Ok, so W. has done a little better today with nursing because I have been very careful to not let him go more than 2 hours between feedings, and also with a bit of luck that it hasn't taken him quite as long to latch today. Thank goodness!!! BF-ing can be SO hard at first but it's SO worth it. i am not about to give up. Plus I didn't not get more than 3 hours of sleep last night, but two of those hours were in a ROW! That really helps a LOT! 20 minutes at a time does not cut it, even if it adds up to more.
That vent was very needed.
Vent away! That all sounds super frustrating, especially considering how exhausted in general you have to be on top of situations that would make anyone crazy even well rested! However, thanks for sharing, because it's nice to know that now when I have days like that, which I know I will, I have evidence that it is normal and happens even to very experienced mamas, and it's not just me!
I hope your little one continues to do better with the nursing. Sounds like making sure he eats regularly whether it's his idea or not is a good plan.
Sounds like it's been a tough week. I'm sorry that he's not latching well - but good for you for keeping up with it. He will get it eventually. It's usually around this time I say never again we're done... between nursing and all the discomforts plus trying to feel normal again and having no sleep on top of that...but it does get better as you know well I'm sure. ((hugs))

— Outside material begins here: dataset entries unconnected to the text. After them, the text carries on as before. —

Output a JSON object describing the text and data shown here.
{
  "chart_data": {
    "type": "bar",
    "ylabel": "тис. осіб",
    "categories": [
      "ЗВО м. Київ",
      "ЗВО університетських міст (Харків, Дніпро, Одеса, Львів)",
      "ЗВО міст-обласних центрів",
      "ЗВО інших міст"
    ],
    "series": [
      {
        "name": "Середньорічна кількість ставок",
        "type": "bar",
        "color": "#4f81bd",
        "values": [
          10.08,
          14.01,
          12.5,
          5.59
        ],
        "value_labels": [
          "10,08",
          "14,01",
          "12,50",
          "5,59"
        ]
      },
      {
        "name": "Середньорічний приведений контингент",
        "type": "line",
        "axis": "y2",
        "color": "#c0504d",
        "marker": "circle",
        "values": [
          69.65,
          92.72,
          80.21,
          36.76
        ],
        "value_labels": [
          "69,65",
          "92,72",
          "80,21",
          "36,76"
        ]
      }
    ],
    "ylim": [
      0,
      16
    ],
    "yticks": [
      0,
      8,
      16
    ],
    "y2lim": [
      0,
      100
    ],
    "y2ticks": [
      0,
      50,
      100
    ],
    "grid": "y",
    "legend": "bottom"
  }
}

Big hugs to you. Vent away. I'm so sorry he has had a hard time latching, I know things will continue to get better.
~Joy~ DS1-8/5/05, DS2-10/18/10 (VBAC#1), DS3- 4/11/12 (VBAC#2!)
That sounds so frustrating. I'm glad he's latching a bit better for you now.
I can totally relate to your DH on the phone story. My DH will take a call no matter what we're in the middle of doing and then call me rude for interrupting him, even if I can hear he's just talking to my brother about fantasy baseball or something stupid like that. It drives me nuts.